Midway through the six-week trial, anti-abortion activists accused the mainstream media of deliberately ignoring the case. Major news organizations denied it, though a number promptly sent reporters to cover the trial. About 30 reporters were in court for the verdict.
After prosecutors rested their five-week case, Common Pleas Judge Jeffrey Minehart threw out for lack of evidence three of seven murder counts involving aborted fetuses. That left the jury to weigh charges involving fetuses identified as Baby A, Baby C, Baby D and Baby E.
Prosecution experts said one was nearly 30 weeks along when the abortion took place, and was so big that Gosnell allegedly joked the baby could “walk to the bus.” A second baby was said to be alive for about 20 minutes before a clinic worker snipped the neck. A third was born in a toilet and was moving before another clinic employee severed the spinal cord, according to testimony.

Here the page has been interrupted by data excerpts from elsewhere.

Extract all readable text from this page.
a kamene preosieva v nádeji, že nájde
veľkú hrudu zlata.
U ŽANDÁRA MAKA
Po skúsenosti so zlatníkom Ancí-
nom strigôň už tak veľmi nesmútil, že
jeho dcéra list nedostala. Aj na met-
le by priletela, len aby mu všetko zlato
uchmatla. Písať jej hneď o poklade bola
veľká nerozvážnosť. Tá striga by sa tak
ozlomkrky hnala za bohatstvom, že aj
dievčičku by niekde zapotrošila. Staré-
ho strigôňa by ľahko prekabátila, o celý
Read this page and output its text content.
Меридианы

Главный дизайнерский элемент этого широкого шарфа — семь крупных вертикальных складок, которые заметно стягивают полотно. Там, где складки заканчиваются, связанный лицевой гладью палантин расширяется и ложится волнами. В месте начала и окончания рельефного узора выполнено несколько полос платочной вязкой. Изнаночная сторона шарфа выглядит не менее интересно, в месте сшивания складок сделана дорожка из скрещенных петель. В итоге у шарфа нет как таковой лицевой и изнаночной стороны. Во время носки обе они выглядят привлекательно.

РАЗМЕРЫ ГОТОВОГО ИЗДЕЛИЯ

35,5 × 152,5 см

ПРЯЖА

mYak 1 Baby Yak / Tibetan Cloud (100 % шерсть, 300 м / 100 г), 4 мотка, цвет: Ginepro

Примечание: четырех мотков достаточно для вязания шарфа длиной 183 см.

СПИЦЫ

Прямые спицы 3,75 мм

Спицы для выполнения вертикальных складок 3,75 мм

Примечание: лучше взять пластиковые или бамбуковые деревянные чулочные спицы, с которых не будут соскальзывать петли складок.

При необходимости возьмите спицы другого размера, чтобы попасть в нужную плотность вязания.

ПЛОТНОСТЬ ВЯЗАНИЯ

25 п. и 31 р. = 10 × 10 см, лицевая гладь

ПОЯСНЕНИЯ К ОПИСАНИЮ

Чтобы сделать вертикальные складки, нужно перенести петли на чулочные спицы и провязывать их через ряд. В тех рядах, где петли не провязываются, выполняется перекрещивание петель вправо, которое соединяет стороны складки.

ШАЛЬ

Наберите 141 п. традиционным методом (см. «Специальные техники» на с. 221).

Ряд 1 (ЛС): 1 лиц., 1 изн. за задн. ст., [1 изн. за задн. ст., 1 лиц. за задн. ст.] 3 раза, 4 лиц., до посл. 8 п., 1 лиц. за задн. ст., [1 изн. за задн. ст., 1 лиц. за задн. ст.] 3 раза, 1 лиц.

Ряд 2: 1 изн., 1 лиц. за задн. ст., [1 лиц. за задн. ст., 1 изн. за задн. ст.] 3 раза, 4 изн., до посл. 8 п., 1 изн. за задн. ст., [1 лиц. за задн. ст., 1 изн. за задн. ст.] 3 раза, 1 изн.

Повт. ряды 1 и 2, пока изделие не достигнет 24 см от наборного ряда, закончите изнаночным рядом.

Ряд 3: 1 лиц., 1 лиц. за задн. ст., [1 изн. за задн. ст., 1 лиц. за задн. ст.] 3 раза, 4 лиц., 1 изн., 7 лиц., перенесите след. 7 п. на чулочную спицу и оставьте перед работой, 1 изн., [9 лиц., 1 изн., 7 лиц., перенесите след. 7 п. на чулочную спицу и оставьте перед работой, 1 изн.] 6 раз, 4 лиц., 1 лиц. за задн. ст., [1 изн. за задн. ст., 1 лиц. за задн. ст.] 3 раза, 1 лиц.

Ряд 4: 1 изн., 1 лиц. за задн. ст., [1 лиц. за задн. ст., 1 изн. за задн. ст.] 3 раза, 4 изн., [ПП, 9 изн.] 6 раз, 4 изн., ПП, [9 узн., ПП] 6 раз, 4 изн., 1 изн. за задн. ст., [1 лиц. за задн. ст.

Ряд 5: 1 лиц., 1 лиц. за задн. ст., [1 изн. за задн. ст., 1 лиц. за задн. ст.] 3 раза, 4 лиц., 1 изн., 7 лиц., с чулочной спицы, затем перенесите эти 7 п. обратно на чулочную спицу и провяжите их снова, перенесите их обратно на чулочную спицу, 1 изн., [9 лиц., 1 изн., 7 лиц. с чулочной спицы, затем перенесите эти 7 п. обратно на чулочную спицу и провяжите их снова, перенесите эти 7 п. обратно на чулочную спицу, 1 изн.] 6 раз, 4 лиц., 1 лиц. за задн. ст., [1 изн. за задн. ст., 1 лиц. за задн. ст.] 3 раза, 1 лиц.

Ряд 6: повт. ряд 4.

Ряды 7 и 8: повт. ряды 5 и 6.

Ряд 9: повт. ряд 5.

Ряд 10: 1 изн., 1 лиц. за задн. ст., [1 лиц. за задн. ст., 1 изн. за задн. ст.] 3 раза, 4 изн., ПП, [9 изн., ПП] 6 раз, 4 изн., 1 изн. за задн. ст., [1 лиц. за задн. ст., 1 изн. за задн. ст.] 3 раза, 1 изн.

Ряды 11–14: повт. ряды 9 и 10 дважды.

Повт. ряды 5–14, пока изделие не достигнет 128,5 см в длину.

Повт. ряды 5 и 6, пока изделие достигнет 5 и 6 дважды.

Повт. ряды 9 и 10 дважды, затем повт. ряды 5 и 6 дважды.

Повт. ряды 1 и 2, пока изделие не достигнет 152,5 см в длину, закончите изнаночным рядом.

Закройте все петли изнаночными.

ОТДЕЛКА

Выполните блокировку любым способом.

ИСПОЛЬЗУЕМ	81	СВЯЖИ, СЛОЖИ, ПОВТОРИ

Baby E let out a whimper before Gosnell cut the neck, prosecutors alleged. Gosnell was acquitted in that baby's death, the only one of the four in which no one testified to seeing the baby killed.
Gosnell's attorney argued that none of the fetuses was born alive and that any movements were posthumous twitching or spasms.
Gosnell did not testify, and his lawyer called no witnesses in his defense. But McMahon branded prosecutors “elitist” and “racist” for pursuing his client, who is black and whose patients were mostly poor minorities.
“I wanted to be an effective, positive force in the minority community,” Gosnell told The Philadelphia Daily News in a 2010 interview. “I believe in the long term I will be vindicated.”
The defense also contended that the 2009 death of 41-year-old Karnamaya Mongar of Woodbridge, Va., a Bhutanese immigrant who had been given repeated doses of Demerol and other powerful drugs to sedate her and induce labor, was caused by unforeseen complications and did not amount to murder, as prosecutors charged.
Bernard Smalley, a lawyer for the woman's family, said he now hopes to bring “some sense of justice and quiet to this family that's been through so much.”
Gosnell still faces federal drug charges. Authorities said that he ranked third in the state for OxyContin prescriptions and that he left blank prescription pads at his office and let staff members make them out to cash-paying patients.
He performed thousands of abortions over a 30-year career, some on patients as young as 13. Authorities said the medical practice alone netted him about $1.8 million a year, much of it in cash. Authorities found $250,000 hidden in a bedroom when they searched his house. Gosnell also owned a beach home and several rental properties.
“He created an assembly line with no regard for these women whatsoever,” Cameron said. “And he made money doing that.”